Colin Stewart wrote a
post for the #MenInSA blog this month and he said "Being a man in Student
Affairs means constantly challenging stereotypes that men aren't all
aggressors, dominant, jokers, jocks, idiots or strong silent types. Men can
follow, listen, be intelligent, creative, be sensitive, be affectionate and be
good partners." I appreciate Mr. Stewart's message because it highlights
an unfortunate perspective many in our field have about the need to have all of
those qualities be mutually exclusive. We need jocks, we need jokers and we
need strong silent types in this field to relate to our male students and
bridge the gap between who many of our students are and the men who serve them.
Jocks, jokers, strong silent types and even "bros" are capable of
following, listening, being creative and sensitive, etc. Contrary to popular
belief, being a bro isn't an affliction; being a bro is a complicated and
important part of a man's learned behavior. If we are able to understand how
our masculine identity intersects with other aspects of our lives, we have
the ability to help our bros evolve.
The man mask is most
often used to describe how men put on a façade in order to live out
socially-constructed definitions of what it means to be manly. Men - often
college men - put on the mask to align actions with what they perceive
culture's understanding of masculinity to be. The stereotypical man mask is not
the image we have of men in Student Affairs. My experience shows me that many
male professionals in Student Affairs are forced to put on the man mask to
connect with male students. But I find that the mask I put on is one that
allows me to fall into what is assumed of men in Student Affairs - "touchy
feely," outwardly sensitive, emotionally expressive. It's not that I don't
possess these attributes, it's that I feel as though I need to put on the
"Student Affairs man mask" in order to live up to the assumed role I
should play as a professional.
In an ironic twist, I
often feel disadvantaged by not being a gay man. You laugh, but I have
been asked many times over the years if I am gay (and often they point to my
earring as some sort of indicator. No joke). When I sheepishly admit to being
heterosexual, I hear "I kind of assumed most men in res
life were gay." Because there's an unfair assumption that in order to
do Student Affairs work well, male professionals must possess qualities that
are generally associated with gay men (another unfair assumption). So how do I
reconcile society's expectations of me as a man versus what a male Student
Affairs professional should be versus who I truly believe myself to be? That's
a lot of existential thinking, even for a strong silent type.
We've come to understand
that the "guy code" can be detrimental to developing healthy
masculine identities and that "bro culture" inhibits the men on
our campuses from expressing emotion, demonstrating care and understanding
their privilege. But what if my default setting is rooted in the code? What if
I feel as though I've evolved to place of comfort in understanding my
masculinity and can still feel connected to other men by being a
"bro"? And not the hipster kind of ironic "being a bro,"

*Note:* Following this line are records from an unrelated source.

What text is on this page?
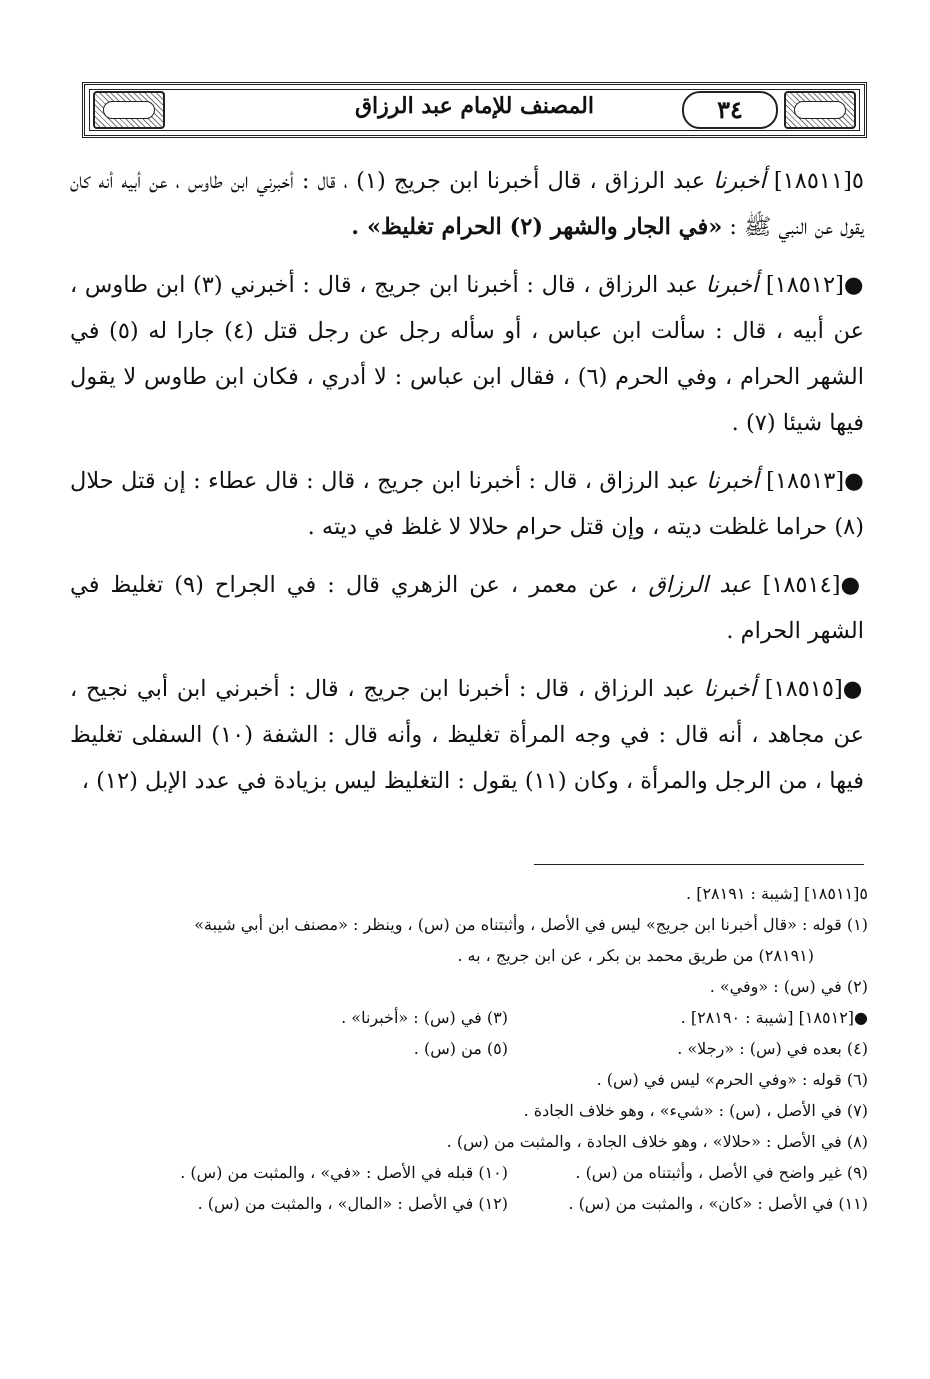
٣٤
المصنف للإمام عبد الرزاق

٥[١٨٥١١] أخبرنا عبد الرزاق ، قال أخبرنا ابن جريج (١) ، قال : أخبرني ابن طاوس ، عن أبيه أنه كان يقول عن النبي ﷺ : «في الجار والشهر (٢) الحرام تغليظ» .

●[١٨٥١٢] أخبرنا عبد الرزاق ، قال : أخبرنا ابن جريج ، قال : أخبرني (٣) ابن طاوس ، عن أبيه ، قال : سألت ابن عباس ، أو سأله رجل عن رجل قتل (٤) جارا له (٥) في الشهر الحرام ، وفي الحرم (٦) ، فقال ابن عباس : لا أدري ، فكان ابن طاوس لا يقول فيها شيئا (٧) .

●[١٨٥١٣] أخبرنا عبد الرزاق ، قال : أخبرنا ابن جريج ، قال : قال عطاء : إن قتل حلال (٨) حراما غلظت ديته ، وإن قتل حرام حلالا لا غلظ في ديته .

●[١٨٥١٤] عبد الرزاق ، عن معمر ، عن الزهري قال : في الجراح (٩) تغليظ في الشهر الحرام .

●[١٨٥١٥] أخبرنا عبد الرزاق ، قال : أخبرنا ابن جريج ، قال : أخبرني ابن أبي نجيح ، عن مجاهد ، أنه قال : في وجه المرأة تغليظ ، وأنه قال : الشفة (١٠) السفلى تغليظ فيها ، من الرجل والمرأة ، وكان (١١) يقول : التغليظ ليس بزيادة في عدد الإبل (١٢) ،

٥[١٨٥١١] [شيبة : ٢٨١٩١] .

(١) قوله : «قال أخبرنا ابن جريج» ليس في الأصل ، وأثبتناه من (س) ، وينظر : «مصنف ابن أبي شيبة»

(٢٨١٩١) من طريق محمد بن بكر ، عن ابن جريج ، به .

(٢) في (س) : «وفي» .

●[١٨٥١٢] [شيبة : ٢٨١٩٠] .
(٣) في (س) : «أخبرنا» .
(٤) بعده في (س) : «رجلا» .
(٥) من (س) .

(٦) قوله : «وفي الحرم» ليس في (س) .

(٧) في الأصل ، (س) : «شيء» ، وهو خلاف الجادة .

(٨) في الأصل : «حلالا» ، وهو خلاف الجادة ، والمثبت من (س) .

(٩) غير واضح في الأصل ، وأثبتناه من (س) .
(١٠) قبله في الأصل : «في» ، والمثبت من (س) .
(١١) في الأصل : «كان» ، والمثبت من (س) .
(١٢) في الأصل : «المال» ، والمثبت من (س) .
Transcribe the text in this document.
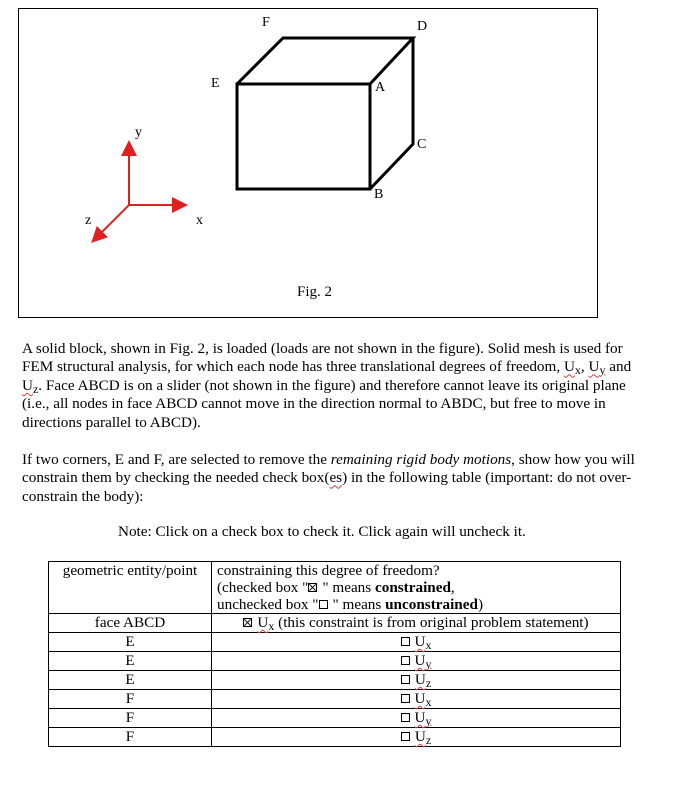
F	D
E	A
C
B
y
x
z
Fig. 2

A solid block, shown in Fig. 2, is loaded (loads are not shown in the figure). Solid mesh is used for FEM structural analysis, for which each node has three translational degrees of freedom, Ux, Uy and Uz. Face ABCD is on a slider (not shown in the figure) and therefore cannot leave its original plane (i.e., all nodes in face ABCD cannot move in the direction normal to ABDC, but free to move in directions parallel to ABCD).

If two corners, E and F, are selected to remove the remaining rigid body motions, show how you will constrain them by checking the needed check box(es) in the following table (important: do not over-constrain the body):

Note: Click on a check box to check it. Click again will uncheck it.

geometric entity/point	constraining this degree of freedom?
(checked box " " means constrained,
unchecked box " " means unconstrained)

face ABCD	Ux (this constraint is from original problem statement)
E	Ux
E	Uy
E	Uz
F	Ux
F	Uy
F	Uz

but actually connecting with and understanding the role that the "guy
code" plays in the journey to manhood.
Do I have privilege in
my profession because I'm a man? Absolutely. Seen or unseen, conscious or not,
I do. But the distinct advantage I have within my own gender is one of
understanding how men in Student Affairs can play multiple roles. Feel like
that’s not authentic? I’d argue playing multiple (but connected) roles as a man
in this field makes you infinitely more genuine than the man who simply finds
one mask he likes. So to all the men in Student Affairs, don't strive to be the
anti-bro - understand the vital role that both the man mask and the Student
Affairs man mask play in your lives as professionals.